The venue got its name when it moved to Philachi's Deli on Walnut Hill Lane and Northwest Highway. Stogner says they started calling their venue Backdoor Comedy Club because guests and comics had to enter the venue through the backdoor; the front door was located right next to the stage.
"We've since learned to regret that name because of the connotation," Stogner says.
"I've had people calling and going, 'Are there any other gay comedy clubs?'" Norton adds.
The club's popularity among audiences and comedians grew along with Dallas' burgeoning comedy scene. Backdoor gave future comedy stars some of their first shots at stage time, such as Cristella Alonzo, Tone Bell, Dustin Ybarra, Four Day Weekend founder David Ahearn and Johnny Hardwick, who went on to write and voice Dale Gribble for the Mike Judge sitcom King of the Hill.

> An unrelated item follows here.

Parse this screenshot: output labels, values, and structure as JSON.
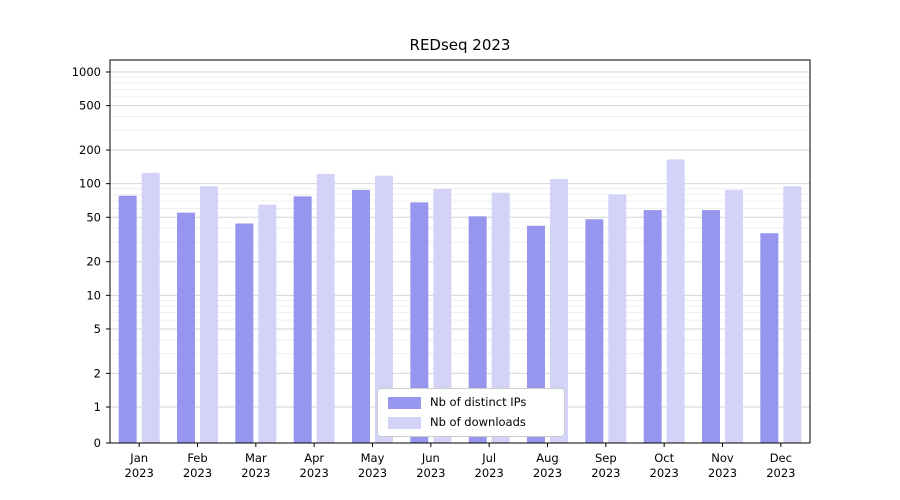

"We've never had a shortage of comics," Stogner says. "When people like [Paul Varghese] are not working, they'll come up and bring some people from out of town. We had the writers from Conan go up and headliners who stop in, people looking for a real place to perform. We also make room for new people because we want to grow them."
Backdoor has become a proving ground for Dallas comedians because of its focus on developing local talent.
"Backdoor, for those who don't know to a lot of open mic-ers' dismay ... they insist on clean," Aryanpur says. "They want to keep cursing to a minimum. ... They'd rather you be suggestive than gross, and for a number of comedians, it helps you write cleaner material. Backdoor fostered a certain attitude towards writing that helped a lot of people not just generate material but generate material that gets you booked."
It's also become a place for memorable moments and milestones in comics' lives, such as actor and comedian Zach Rose of Albuquerque, New Mexico, who not only got bookings and an agent because of Backdoor, but he also proposed to his wife on Backdoor's stage.
"I have so much I owe them and so much gratitude to them for that," Rose says. "Comics talk about having a home club, and Backdoor has always been like going back home for Thanksgiving. Linda and Jan always understood me and allowed me to do my own thing. There's no expectations of formula."
Backdoor had to sit out on shows since the end of March because of the COVID-19 outbreak and only started holding public shows to half of their previous audience in September, but Stogner and Norton say they're more motivated than ever to stay in operation.
"Honestly, I think it's the love of comedy, and we're comics, too," Stogner says. "We're comics first, and we're just providing a place for people to perform."
"We have a love and respect for the craft and the art," Norton adds. "It's more than just funny guys standing up in front of a bunch of drunks."